02/10/2017

Aquela meia branca

Andar de metro à hora morta tem a vantagem de haver sempre onde sentar. Os cheiros não nos invadem. Não está abafado. A população é heterogénea. Já não se vêem estudantes, empregados de escritório, mulheres da limpeza. Também há menos pedintes.
A escolha do lugar é aleatória, quando metade está disponível. Tenho só o cuidado de não ocupar nenhum dos reservados, embora estejam os quatro livres. Foi o acaso que ditou que me sentasse à frente dele. Na verdade, pus-me na sua diagonal, uma vez que ele estava junto ao vidro e eu perto do corredor. Não percebo que alguém — a não ser pela necessidade de se encostar — escolha o lugar da janela no metro. Não há nada para ver, nem a multidão do cais tem algo de interessante que mereça dar mais dois passos para lá e outros dois para cá, só para alcançar o posto de vigia do vidro.
Sei que o olhei de esguelha, que é o soslaio, por ter esta já velha mania, tanto quanto eu, de observar os outros. Deve e pode ser por isso que tenho um blog.

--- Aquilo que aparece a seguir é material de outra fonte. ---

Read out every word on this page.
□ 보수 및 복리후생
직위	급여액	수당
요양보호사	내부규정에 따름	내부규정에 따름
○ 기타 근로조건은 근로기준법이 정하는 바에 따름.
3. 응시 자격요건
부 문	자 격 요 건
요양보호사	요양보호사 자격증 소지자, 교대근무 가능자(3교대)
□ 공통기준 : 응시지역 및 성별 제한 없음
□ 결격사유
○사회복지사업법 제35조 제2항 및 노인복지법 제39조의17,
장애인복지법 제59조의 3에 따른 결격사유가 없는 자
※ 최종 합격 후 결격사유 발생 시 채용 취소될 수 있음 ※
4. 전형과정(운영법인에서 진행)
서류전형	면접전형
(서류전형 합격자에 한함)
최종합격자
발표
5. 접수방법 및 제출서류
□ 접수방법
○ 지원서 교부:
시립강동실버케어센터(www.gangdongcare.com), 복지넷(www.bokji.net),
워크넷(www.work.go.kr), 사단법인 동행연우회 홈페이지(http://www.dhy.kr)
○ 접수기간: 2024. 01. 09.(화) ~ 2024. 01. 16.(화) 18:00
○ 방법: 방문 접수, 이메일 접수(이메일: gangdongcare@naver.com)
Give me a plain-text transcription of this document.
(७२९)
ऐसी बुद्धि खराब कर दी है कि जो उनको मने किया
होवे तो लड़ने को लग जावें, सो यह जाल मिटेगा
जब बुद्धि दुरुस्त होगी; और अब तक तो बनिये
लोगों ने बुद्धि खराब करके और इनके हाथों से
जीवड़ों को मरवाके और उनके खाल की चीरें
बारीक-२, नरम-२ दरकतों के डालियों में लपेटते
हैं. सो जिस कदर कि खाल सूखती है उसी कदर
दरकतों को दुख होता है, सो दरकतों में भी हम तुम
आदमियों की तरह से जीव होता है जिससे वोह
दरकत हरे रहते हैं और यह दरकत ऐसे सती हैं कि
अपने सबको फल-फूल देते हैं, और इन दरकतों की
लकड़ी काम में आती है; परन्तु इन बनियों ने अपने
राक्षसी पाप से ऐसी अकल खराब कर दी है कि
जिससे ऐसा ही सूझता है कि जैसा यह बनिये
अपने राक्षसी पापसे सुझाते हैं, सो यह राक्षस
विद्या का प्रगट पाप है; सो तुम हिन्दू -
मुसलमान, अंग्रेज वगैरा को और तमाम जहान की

Na verdade, não tenho nada de interessante para relatar num espaço público, a não ser estes meus assuntos-não-assunto. As estatísticas do meu blog falam por si. Estou quase a morrer, como morria muito nos primeiros dois anos disto. Só que agora, como nessa altura, não estou triste. Tive, no somatório destes quatro anos e meio, talvez um ano e meio ou dois de 'ribalta' na blogobola, escrevendo praticamente todos os dias, geralmente textos enormes, como este vai ficar. [Até vou fechar a caixa de comentários, para que isto não pareça o que não é: um pedido de miminhos. Este blog é também o meu muro, não só de lamentações, mas também um muro puro e duro, que eu tenho vindo a escrevinhar de uma ponta à outra, e cujas paredes, muitas vezes, se erguem diante de mim ao ponto de se tornarem intransponíveis.] Pode ser o tamanho dos meus posts que me derrota e me derruba, mas não há volta a dar-lhes, nem a mim, que misturo não-assuntos com pseudo-assuntos, faço associações de ideias que nem eu percebo como, e ninguém — às vezes nem eu própria — tem paciência para ler. Também eu sou leitora, e sei que é assim.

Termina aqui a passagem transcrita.